Reçois donc, ô Mère, notre supplique.

Toi, étoile de la mer, ne nous laisse pas sombrer dans la tempête de la guerre.

Toi, arche de la nouvelle alliance, inspire des projets et des voies de

réconciliation.

Toi, “terre du Ciel”, ramène la concorde de Dieu dans le monde.

Éteins la haine, apaise la vengeance, enseigne-nous le pardon.

Libère-nous de la guerre, préserve le monde de la menace nucléaire.

Reine du Rosaire, réveille en nous le besoin de prier et d’aimer.

Reine de la famille humaine, montre aux peuples la voie de la fraternité.

Reine de la paix, obtiens la paix pour le monde.

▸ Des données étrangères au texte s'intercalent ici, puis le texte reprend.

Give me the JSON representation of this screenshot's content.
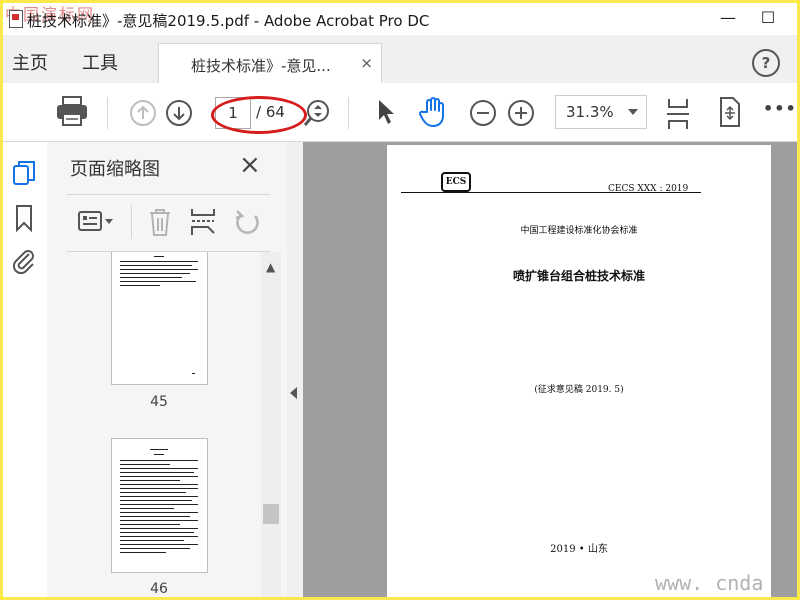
{
  "watermark": "中国演标网",
  "window": {
    "title": "桩技术标准》-意见稿2019.5.pdf - Adobe Acrobat Pro DC",
    "minimize": "—",
    "maximize": "☐"
  },
  "menu": {
    "home": "主页",
    "tools": "工具",
    "tab_label": "桩技术标准》-意见...",
    "tab_close": "×",
    "help": "?"
  },
  "toolbar": {
    "current_page": "1",
    "total_pages": "/ 64",
    "zoom": "31.3%",
    "more": "•••",
    "highlight_color": "#d71c1c"
  },
  "panel": {
    "title": "页面缩略图",
    "close": "×",
    "thumbnails": [
      {
        "label": "45"
      },
      {
        "label": "46"
      }
    ]
  },
  "document": {
    "logo": "ECS",
    "code": "CECS    XXX  : 2019",
    "association": "中国工程建设标准化协会标准",
    "title": "喷扩锥台组合桩技术标准",
    "draft": "(征求意见稿 2019. 5)",
    "footer": "2019  • 山东"
  },
  "site_watermark": "www. cnda",
  "colors": {
    "frame": "#fbe84a",
    "accent": "#1473e6",
    "doc_background": "#9e9e9e"
  }
}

Que tes pleurs, ô Mère, émeuvent nos coeurs endurcis. Que les larmes

que tu as versées pour nous fassent refleurir cette vallée que notre haine a

asséchée. Et, alors que ne se tait le bruit des armes, que ta prière nous

dispose à la paix. Que tes mains maternelles caressent ceux qui souffrent et

qui fuient sous le poids des bombes. Que ton étreinte maternelle console

ceux qui sont contraints de quitter leurs maisons et leur pays. Que ton Coeur

affligé nous entraîne à la compassion et nous pousse à ouvrir les portes et à

prendre soin de l’humanité blessée et rejetée.

Sainte Mère de Dieu, lorsque tu étais sous la croix, Jésus, en voyant le

disciple à tes côtés, t’a dit : « Voici ton fils » (Jn 19, 26). Il t’a ainsi confié

chacun d’entre nous. Puis au disciple, à chacun de nous, il a dit : « Voici ta

mère » (v. 27). Mère, nous désirons t’accueillir maintenant dans notre vie et

dans notre histoire. En cette heure, l’humanité, épuisée et bouleversée, est

sous la croix avec toi. Et elle a besoin de se confier à toi, de se consacrer au

Christ à travers toi. Le peuple ukrainien et le peuple russe, qui te vénèrent

avec amour, recourent à toi, tandis que ton Coeur bat pour eux et pour tous

les peuples fauchés par la guerre, la faim, l’injustice et la misère.

Mère de Dieu et notre Mère, nous confions et consacrons

solennellement à ton Coeur immaculé nous-mêmes, l’Église et l’humanité

tout entière, en particulier la Russie et l’Ukraine. Accueille cet acte que nous

accomplissons avec confiance et amour, fais que cesse la guerre, assure au

monde la paix. Le “oui” qui a jailli de ton Coeur a ouvert les portes de l’histoire

au Prince de la paix ; nous espérons que la paix viendra encore par ton Coeur.

Nous te consacrons l’avenir de toute la famille humaine, les nécessités et les

attentes des peuples, les angoisses et les espérances du monde.

Qu’à travers toi, la Miséricorde divine se déverse sur la terre et que la

douce palpitation de la paix recommence à rythmer nos journées. Femme du

“oui”, sur qui l’Esprit Saint est descendu, ramène parmi nous l’harmonie de

Dieu. Désaltère l’aridité de nos coeurs, toi qui es “source vive d’espérance”.

Tu as tissé l’humanité de Jésus, fais de nous des artisans de communion.

Tu as marché sur nos routes, guide-nous sur les chemins de la paix. Amen.